Cisco's video network is one of the most prolific in the world. Running video atop its IP backbone, the company produces about 400 video-on-demand presentations and 50 live broadcasts each month. Nearly half are purely for corporate communication, such as CEO John Chambers' monthly company briefings, and the other half provide information to Cisco's global sales force. The IP multicast technology is also handy for training the company's far-flung salespeople and more than 300,000 channel partners, so they can keep up with Cisco's frequent announcements on products and upgrades.

"We need to get that new product information to our sales force and channel partners quickly, and video streaming is a cost-effective way to do that," says Michael Mitchell, director of Cisco Media Network and Cisco's Internet learning solutions group.

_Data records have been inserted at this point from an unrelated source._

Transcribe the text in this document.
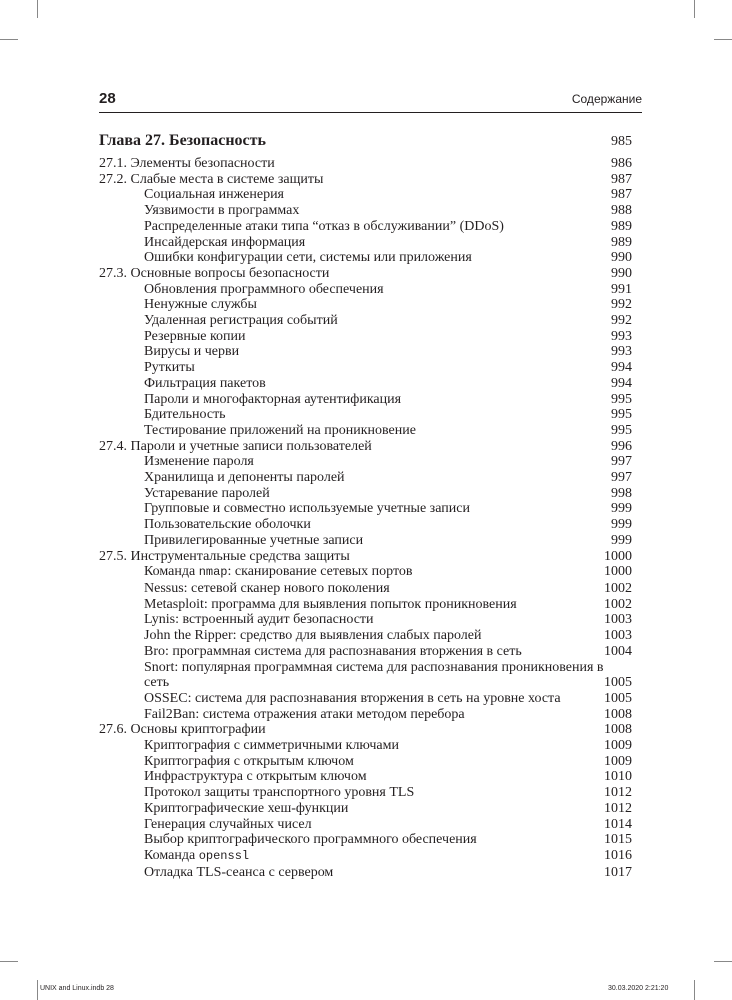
28	Содержание
Глава 27. Безопасность	985
27.1. Элементы безопасности	986
27.2. Слабые места в системе защиты	987
Социальная инженерия	987
Уязвимости в программах	988
Распределенные атаки типа “отказ в обслуживании” (DDoS)	989
Инсайдерская информация	989
Ошибки конфигурации сети, системы или приложения	990
27.3. Основные вопросы безопасности	990
Обновления программного обеспечения	991
Ненужные службы	992
Удаленная регистрация событий	992
Резервные копии	993
Вирусы и черви	993
Руткиты	994
Фильтрация пакетов	994
Пароли и многофакторная аутентификация	995
Бдительность	995
Тестирование приложений на проникновение	995
27.4. Пароли и учетные записи пользователей	996
Изменение пароля	997
Хранилища и депоненты паролей	997
Устаревание паролей	998
Групповые и совместно используемые учетные записи	999
Пользовательские оболочки	999
Привилегированные учетные записи	999
27.5. Инструментальные средства защиты	1000
Команда nmap: сканирование сетевых портов	1000
Nessus: сетевой сканер нового поколения	1002
Metasploit: программа для выявления попыток проникновения	1002
Lynis: встроенный аудит безопасности	1003
John the Ripper: средство для выявления слабых паролей	1003
Bro: программная система для распознавания вторжения в сеть	1004
Snort: популярная программная система для распознавания проникновения в сеть	1005
OSSEC: система для распознавания вторжения в сеть на уровне хоста	1005
Fail2Ban: система отражения атаки методом перебора	1008
27.6. Основы криптографии	1008
Криптография с симметричными ключами	1009
Криптография с открытым ключом	1009
Инфраструктура с открытым ключом	1010
Протокол защиты транспортного уровня TLS	1012
Криптографические хеш-функции	1012
Генерация случайных чисел	1014
Выбор криптографического программного обеспечения	1015
Команда openssl	1016
Отладка TLS-сеанса с сервером	1017
UNIX and Linux.indb 28	30.03.2020 2:21:20
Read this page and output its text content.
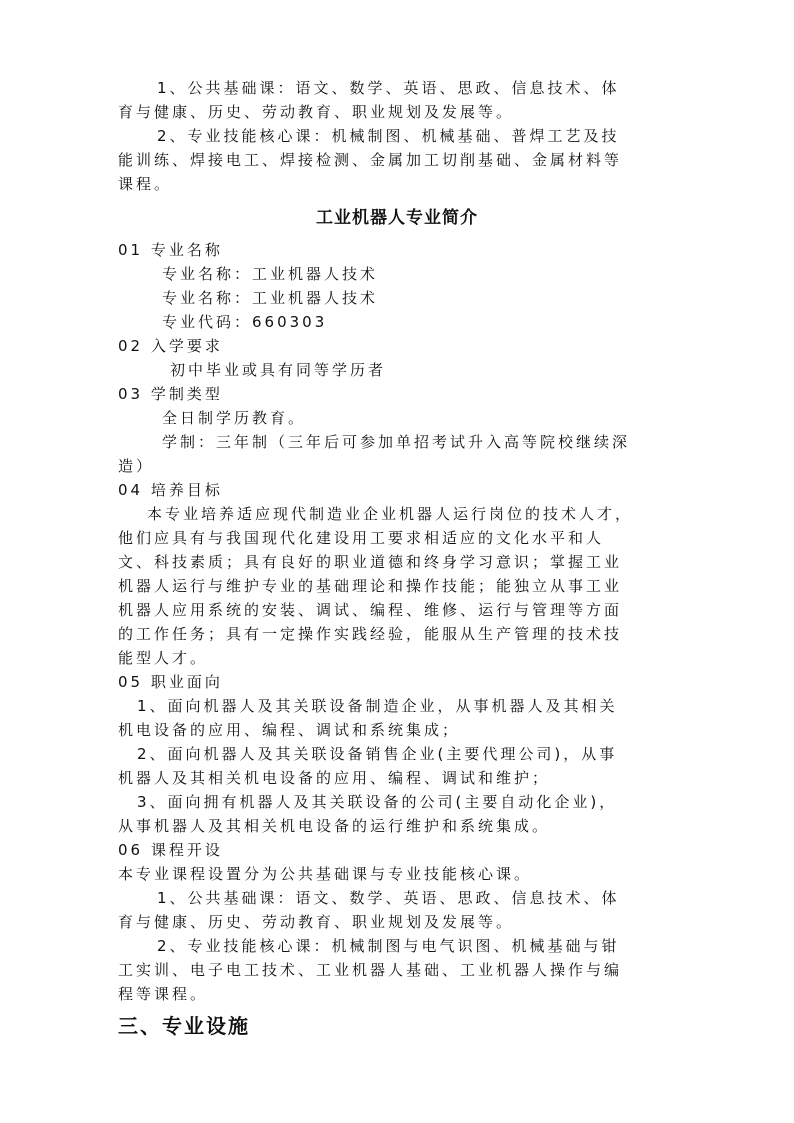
1、公共基础课：语文、数学、英语、思政、信息技术、体
育与健康、历史、劳动教育、职业规划及发展等。
2、专业技能核心课：机械制图、机械基础、普焊工艺及技
能训练、焊接电工、焊接检测、金属加工切削基础、金属材料等
课程。
工业机器人专业简介
01 专业名称
专业名称：工业机器人技术
专业名称：工业机器人技术
专业代码：660303
02 入学要求
初中毕业或具有同等学历者
03 学制类型
全日制学历教育。
学制：三年制（三年后可参加单招考试升入高等院校继续深
造）
04 培养目标
本专业培养适应现代制造业企业机器人运行岗位的技术人才，
他们应具有与我国现代化建设用工要求相适应的文化水平和人
文、科技素质；具有良好的职业道德和终身学习意识；掌握工业
机器人运行与维护专业的基础理论和操作技能；能独立从事工业
机器人应用系统的安装、调试、编程、维修、运行与管理等方面
的工作任务；具有一定操作实践经验，能服从生产管理的技术技
能型人才。
05 职业面向
1、面向机器人及其关联设备制造企业，从事机器人及其相关
机电设备的应用、编程、调试和系统集成；
2、面向机器人及其关联设备销售企业(主要代理公司)，从事
机器人及其相关机电设备的应用、编程、调试和维护；
3、面向拥有机器人及其关联设备的公司(主要自动化企业)，
从事机器人及其相关机电设备的运行维护和系统集成。
06 课程开设
本专业课程设置分为公共基础课与专业技能核心课。
1、公共基础课：语文、数学、英语、思政、信息技术、体
育与健康、历史、劳动教育、职业规划及发展等。
2、专业技能核心课：机械制图与电气识图、机械基础与钳
工实训、电子电工技术、工业机器人基础、工业机器人操作与编
程等课程。
三、专业设施
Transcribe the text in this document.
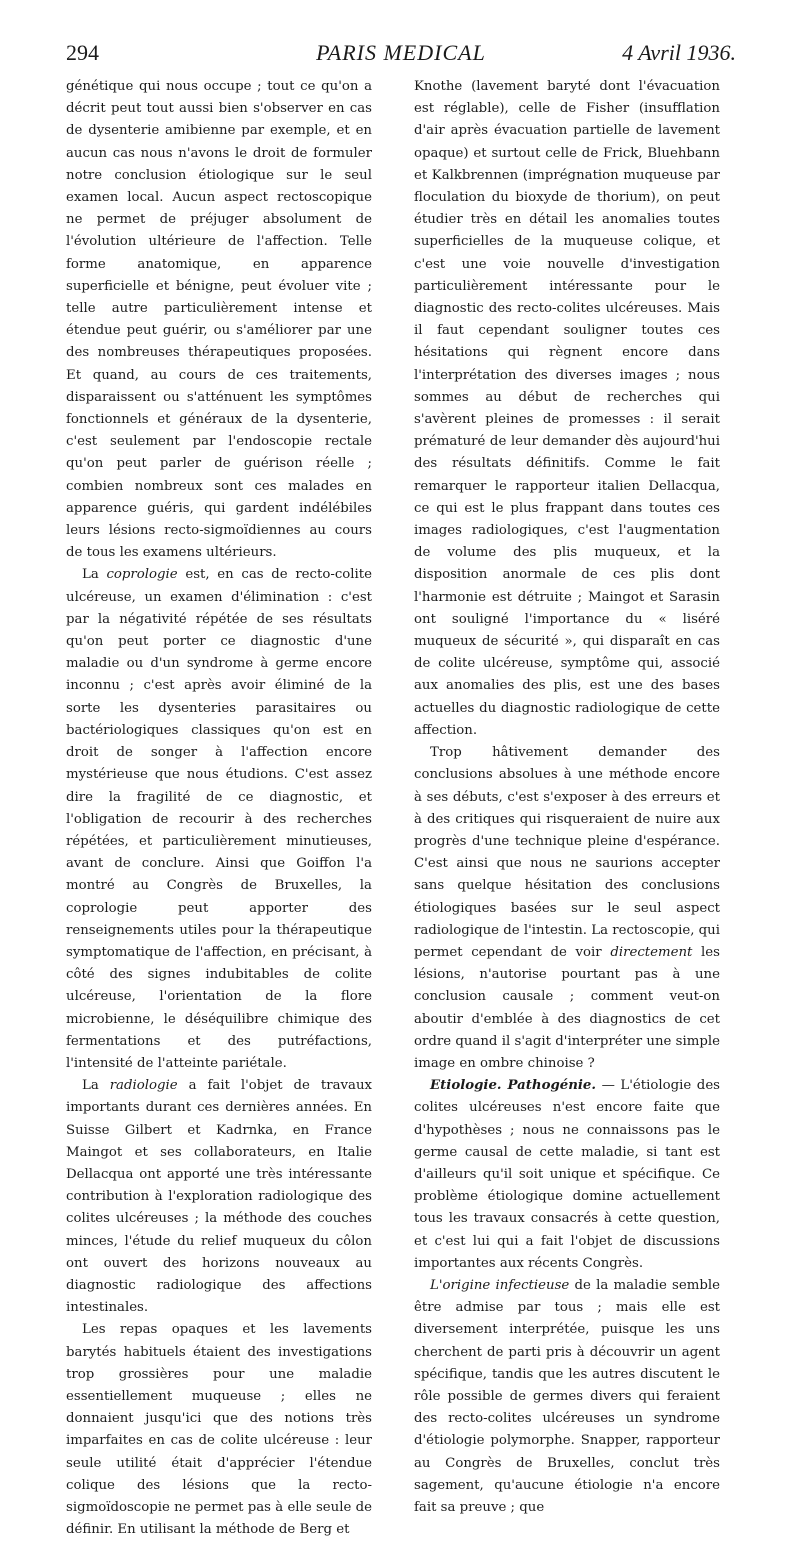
294	PARIS MEDICAL	4 Avril 1936.

génétique qui nous occupe ; tout ce qu'on a décrit peut tout aussi bien s'observer en cas de dysenterie amibienne par exemple, et en aucun cas nous n'avons le droit de formuler notre conclusion étiologique sur le seul examen local. Aucun aspect rectoscopique ne permet de préjuger absolument de l'évolution ultérieure de l'affection. Telle forme anatomique, en apparence superficielle et bénigne, peut évoluer vite ; telle autre particulièrement intense et étendue peut guérir, ou s'améliorer par une des nombreuses thérapeutiques proposées. Et quand, au cours de ces traitements, disparaissent ou s'atténuent les symptômes fonctionnels et généraux de la dysenterie, c'est seulement par l'endoscopie rectale qu'on peut parler de guérison réelle ; combien nombreux sont ces malades en apparence guéris, qui gardent indélébiles leurs lésions recto-sigmoïdiennes au cours de tous les examens ultérieurs.

La coprologie est, en cas de recto-colite ulcéreuse, un examen d'élimination : c'est par la négativité répétée de ses résultats qu'on peut porter ce diagnostic d'une maladie ou d'un syndrome à germe encore inconnu ; c'est après avoir éliminé de la sorte les dysenteries parasitaires ou bactériologiques classiques qu'on est en droit de songer à l'affection encore mystérieuse que nous étudions. C'est assez dire la fragilité de ce diagnostic, et l'obligation de recourir à des recherches répétées, et particulièrement minutieuses, avant de conclure. Ainsi que Goiffon l'a montré au Congrès de Bruxelles, la coprologie peut apporter des renseignements utiles pour la thérapeutique symptomatique de l'affection, en précisant, à côté des signes indubitables de colite ulcéreuse, l'orientation de la flore microbienne, le déséquilibre chimique des fermentations et des putréfactions, l'intensité de l'atteinte pariétale.

La radiologie a fait l'objet de travaux importants durant ces dernières années. En Suisse Gilbert et Kadrnka, en France Maingot et ses collaborateurs, en Italie Dellacqua ont apporté une très intéressante contribution à l'exploration radiologique des colites ulcéreuses ; la méthode des couches minces, l'étude du relief muqueux du côlon ont ouvert des horizons nouveaux au diagnostic radiologique des affections intestinales.

Les repas opaques et les lavements barytés habituels étaient des investigations trop grossières pour une maladie essentiellement muqueuse ; elles ne donnaient jusqu'ici que des notions très imparfaites en cas de colite ulcéreuse : leur seule utilité était d'apprécier l'étendue colique des lésions que la recto-sigmoïdoscopie ne permet pas à elle seule de définir. En utilisant la méthode de Berg et

Knothe (lavement baryté dont l'évacuation est réglable), celle de Fisher (insufflation d'air après évacuation partielle de lavement opaque) et surtout celle de Frick, Bluehbann et Kalkbrennen (imprégnation muqueuse par floculation du bioxyde de thorium), on peut étudier très en détail les anomalies toutes superficielles de la muqueuse colique, et c'est une voie nouvelle d'investigation particulièrement intéressante pour le diagnostic des recto-colites ulcéreuses. Mais il faut cependant souligner toutes ces hésitations qui règnent encore dans l'interprétation des diverses images ; nous sommes au début de recherches qui s'avèrent pleines de promesses : il serait prématuré de leur demander dès aujourd'hui des résultats définitifs. Comme le fait remarquer le rapporteur italien Dellacqua, ce qui est le plus frappant dans toutes ces images radiologiques, c'est l'augmentation de volume des plis muqueux, et la disposition anormale de ces plis dont l'harmonie est détruite ; Maingot et Sarasin ont souligné l'importance du « liséré muqueux de sécurité », qui disparaît en cas de colite ulcéreuse, symptôme qui, associé aux anomalies des plis, est une des bases actuelles du diagnostic radiologique de cette affection.

Trop hâtivement demander des conclusions absolues à une méthode encore à ses débuts, c'est s'exposer à des erreurs et à des critiques qui risqueraient de nuire aux progrès d'une technique pleine d'espérance. C'est ainsi que nous ne saurions accepter sans quelque hésitation des conclusions étiologiques basées sur le seul aspect radiologique de l'intestin. La rectoscopie, qui permet cependant de voir directement les lésions, n'autorise pourtant pas à une conclusion causale ; comment veut-on aboutir d'emblée à des diagnostics de cet ordre quand il s'agit d'interpréter une simple image en ombre chinoise ?

Etiologie. Pathogénie. — L'étiologie des colites ulcéreuses n'est encore faite que d'hypothèses ; nous ne connaissons pas le germe causal de cette maladie, si tant est d'ailleurs qu'il soit unique et spécifique. Ce problème étiologique domine actuellement tous les travaux consacrés à cette question, et c'est lui qui a fait l'objet de discussions importantes aux récents Congrès.

L'origine infectieuse de la maladie semble être admise par tous ; mais elle est diversement interprétée, puisque les uns cherchent de parti pris à découvrir un agent spécifique, tandis que les autres discutent le rôle possible de germes divers qui feraient des recto-colites ulcéreuses un syndrome d'étiologie polymorphe. Snapper, rapporteur au Congrès de Bruxelles, conclut très sagement, qu'aucune étiologie n'a encore fait sa preuve ; que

Mitchell notes that Cisco saves about $133 million a year in training costs by using both video and Web-based e-learning.

Cisco Media Network is both the name of the service and the organization that provides video to the company. Users can take advantage of the company's homegrown and third-party commercial video tools to produce their own videos or come to Mitchell's group for help. "I'm not a content cop--anyone can author any content they want," Mitchell says.

Although streaming video has become a popular medium for getting the word out to the company's employees, partners and customers worldwide, the Media Network group is still the black sheep of the family at Cisco. Vestiges of the group's origins as a grassroots effort remain--the division is still part of the human resources organization, not IT. And though Cisco sells video technology and products as a supplier, the Media Network group historically has had to fight for every budget dollar. Mitchell won't reveal his organization's video budget, but he says it hasn't changed much in eight years. "It's still tight," he says. Media Network does have access to technology and skills that would not be available at a non-networking company.

The organization's latest project: integrating videoconferencing with its IP-based video-streaming applications using H.264 video compression. Cisco runs 2,000 videoconference sessions per month, most of which require the company to physically plug the feed from a videoconferencing unit into an encoding server, or to stream the videoconference using H.263, an older video-compression scheme that provides video at low-bandwidth speeds, starting at 128 Kbps. But H.263 is also infamous for delivering lower-quality transmission than proprietary streaming codecs like Windows Media and Real Networks' Media, so Cisco is considering building an H.264 bridge for streaming videoconferences over its backbone.